Chazz fuhr sich leicht über die Lippen. >>Was... soll das denn heißen?<< Verwirrt blieb Chazz in dem Raum zurück.
Jaden nahm unbeirrt den Weg, den Chazz ihm erklärt hatte. Er hätte die anderen ignoriert, aber diese waren gar nicht mehr in dem Raum gewesen. Zane, Sara und Aneda waren verschwunden. Jaden wunderte das nicht. Entweder, sie hatten Langeweile, schließlich wusste er selbst nicht mal, wie lange er mit Chazz alleine gewesen war. Oder es war schon morgens, sie mussten in die Schule. Möglich, hatte sich Jaden gedacht, er hatte kein Zeitgefühl, als er durch den Gang in den dunklen Keller kam. Es war nicht staubig, aber Sand lag auf dem Boden. Jaden ging geduckt weiter, die Decke war sehr niedrig, und er war schon an Stellen vorbei gekommen, die ziemlich bedrohlich aussahen. Er war über Balken geklettert, die quer durch den Gang hingen, er war durch ein Loch geschlüpft, bei dem er sich fragte wie auch nur minimal größere Menschen hier jemals vorbei kommen könnten. Aber schließlich kam er in einen größeren Raum, indem eine Treppe ins Hellere hinauf führte. Vorsichtig, damit er nicht in die Löcher der fehlenden Stufen rein geriet, hangelte er sich an dem Geländer entlang, und schließlich war er in einer großen Halle, mit abgedeckten Möbeln voll gestellt. Alte Bilder an der Wand, ein großes Zeichen über einem abgedeckten Stück, dass wie ein großes Sofa aussah.

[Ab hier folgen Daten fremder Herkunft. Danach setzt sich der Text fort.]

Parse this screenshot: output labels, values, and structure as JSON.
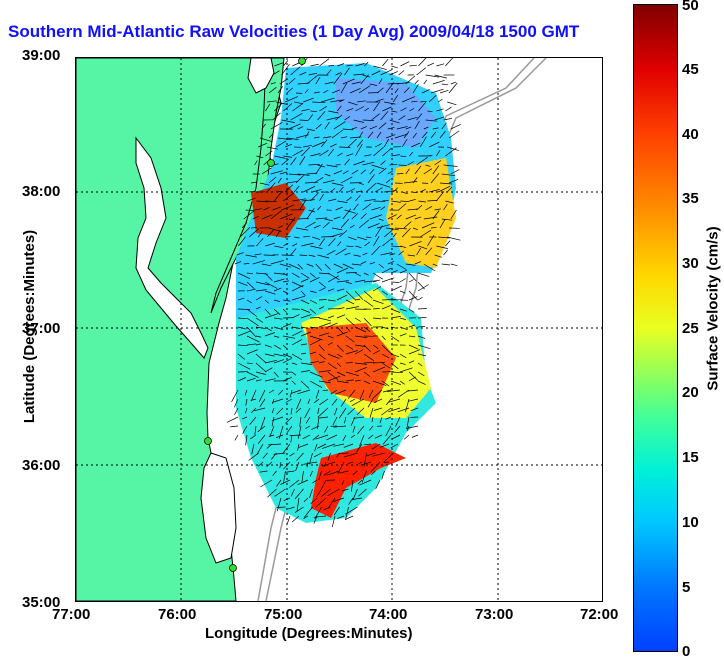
{
  "title": "Southern Mid-Atlantic Raw Velocities (1 Day Avg) 2009/04/18 1500 GMT",
  "x_axis": {
    "label": "Longitude (Degrees:Minutes)",
    "ticks": [
      "77:00",
      "76:00",
      "75:00",
      "74:00",
      "73:00",
      "72:00"
    ]
  },
  "y_axis": {
    "label": "Latitude (Degrees:Minutes)",
    "ticks": [
      "35:00",
      "36:00",
      "37:00",
      "38:00",
      "39:00"
    ]
  },
  "colorbar": {
    "label": "Surface Velocity (cm/s)",
    "ticks": [
      "0",
      "5",
      "10",
      "15",
      "20",
      "25",
      "30",
      "35",
      "40",
      "45",
      "50"
    ],
    "min": 0,
    "max": 50
  },
  "colors": {
    "land": "#55f5a5",
    "title": "#1010ff",
    "station": "#30e030"
  }
}
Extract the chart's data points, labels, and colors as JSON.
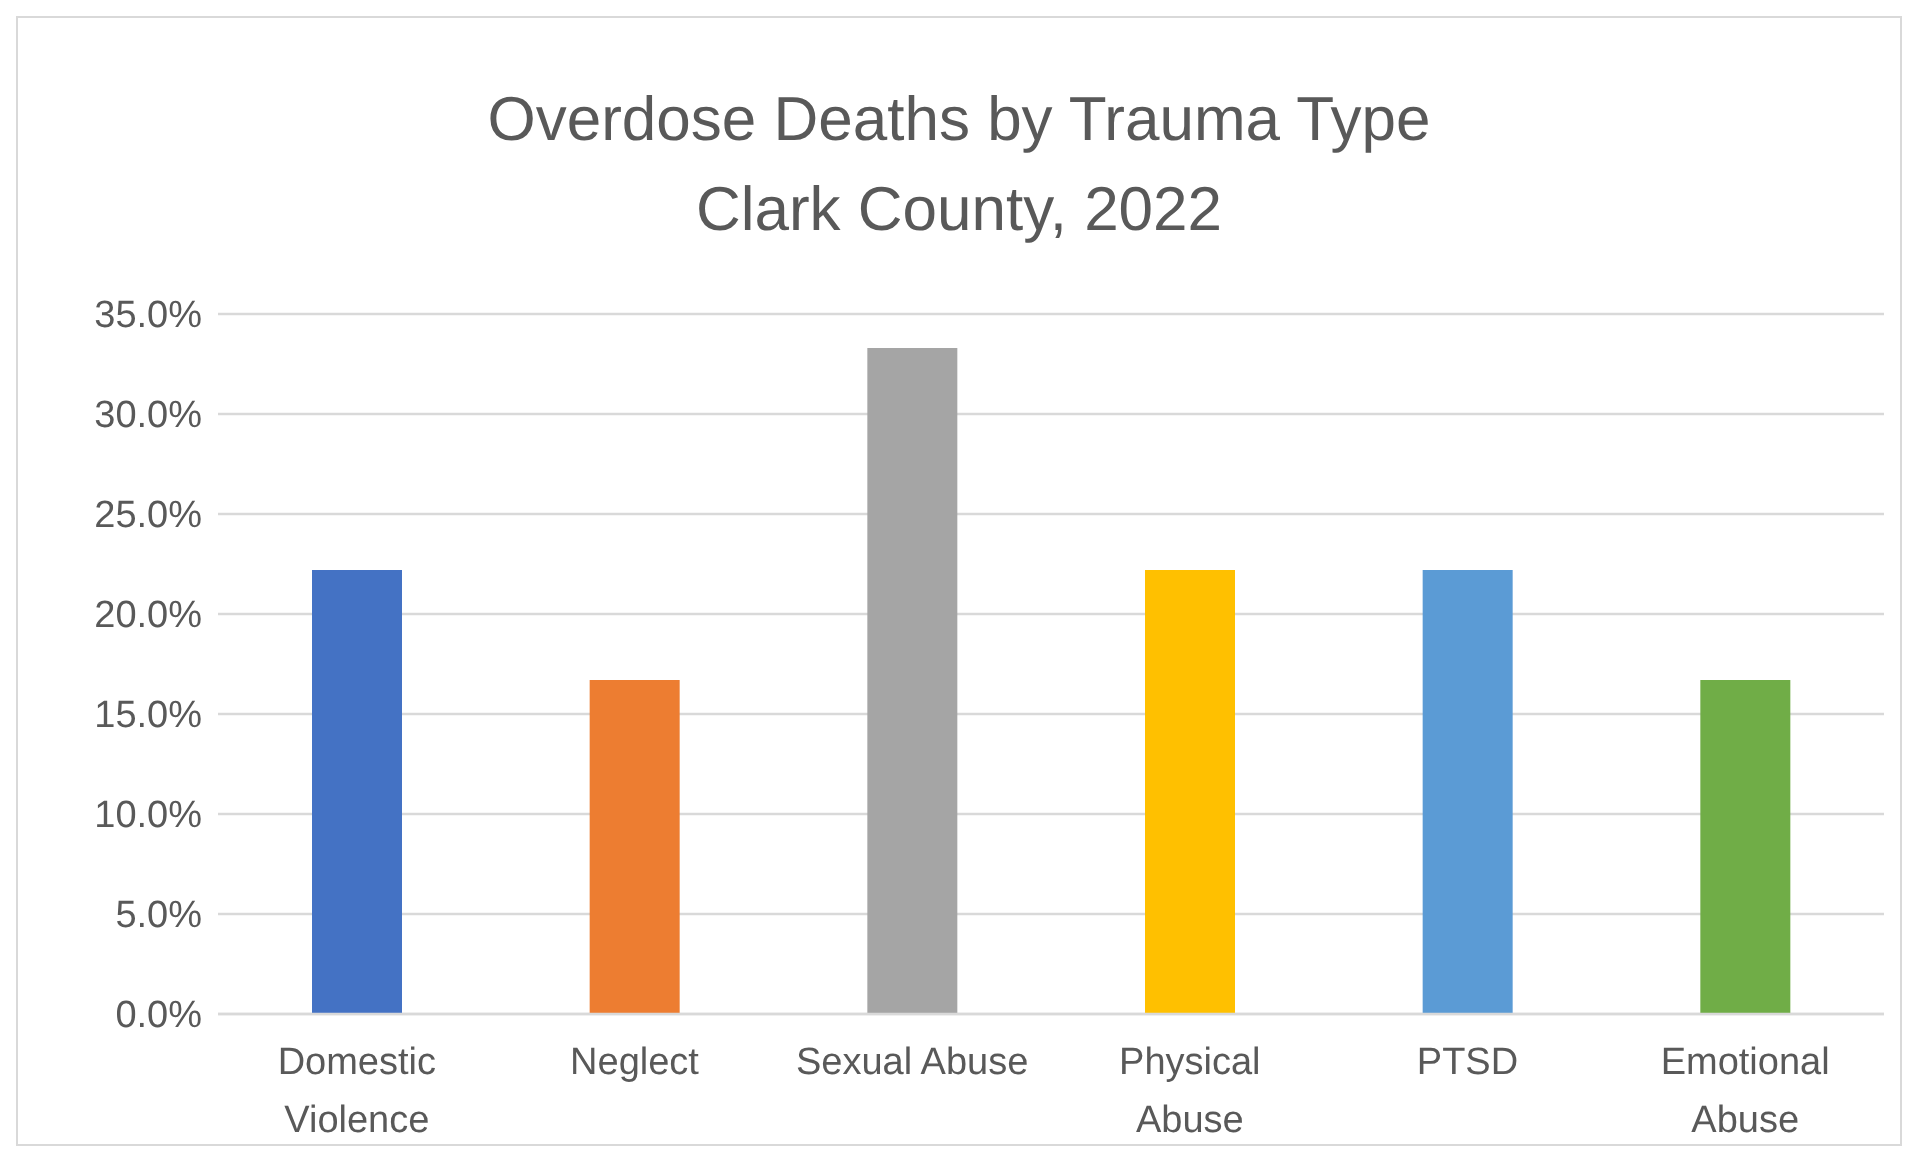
{
  "chart_data": {
    "type": "bar",
    "title": "Overdose Deaths by Trauma Type\nClark County, 2022",
    "categories": [
      "Domestic Violence",
      "Neglect",
      "Sexual Abuse",
      "Physical Abuse",
      "PTSD",
      "Emotional Abuse"
    ],
    "values": [
      22.2,
      16.7,
      33.3,
      22.2,
      22.2,
      16.7
    ],
    "colors": [
      "#4472c4",
      "#ed7d31",
      "#a5a5a5",
      "#ffc000",
      "#5b9bd5",
      "#70ad47"
    ],
    "ylim": [
      0,
      35
    ],
    "yticks": [
      {
        "value": 0,
        "label": "0.0%"
      },
      {
        "value": 5,
        "label": "5.0%"
      },
      {
        "value": 10,
        "label": "10.0%"
      },
      {
        "value": 15,
        "label": "15.0%"
      },
      {
        "value": 20,
        "label": "20.0%"
      },
      {
        "value": 25,
        "label": "25.0%"
      },
      {
        "value": 30,
        "label": "30.0%"
      },
      {
        "value": 35,
        "label": "35.0%"
      }
    ],
    "grid": "y"
  }
}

>>Hier war ich schon mal.<<, flüsterte Jaden, ging jedoch immer weiter durch den Raum, die danach folgenden Gänge, die beeindruckende Eingangshalle, die in ihren besten Zeiten bestimmt unbeschreiblich ausgesehen haben musste, und dann hinaus, auf den kleinen Vorhof.
Es war gerade am dämmern. Also war es wohl etwa halb Sieben. Jaden versuchte sich grob an die Richtung zu erinnern, aber dann fiel ihm ein, dass er ja schlicht weg entführt worden war. Also war es ganz klar, dass er nicht wissen konnte, wo lang.
>>Och ne... Soll ich jetzt zurück zu Chazz, oder einfach auf gut Glück los? Ich hab doch keine Zeit...<<
>>Jaden?!<<
Der Braunhaarige erschrak fürchterlich.
>>Jaden?! Wo bist du?!<<
>>Wer zum Teufel...<<, flüsterte Jaden. Jetzt hörte er mehrere Stimmen seinen Namen rufen. Und diesmal erkannte er sie. Syrus, Bastion, Alexis – alle riefen nach ihm. Alle waren in der Nähe. >>Klasse. Dafür habe ich auch keine Zeit.<<
>>Jaden?! Kannst du mich hören?! Ich bin‘s, Syrus!<<
>>Jaden antworte doch!!<<
>>Och ne, ne und nochmals ne. Die kommen näher. Was mache ich denn jetzt? Ich muss irgendwas machen! Jaden, überleg, überleg!<<
Er sprang von einem Bein aufs Andere. Er musste sich beeilen, es ging um Leben und Tod! Wenn seine Vorahnung, seine Theorie wahr war...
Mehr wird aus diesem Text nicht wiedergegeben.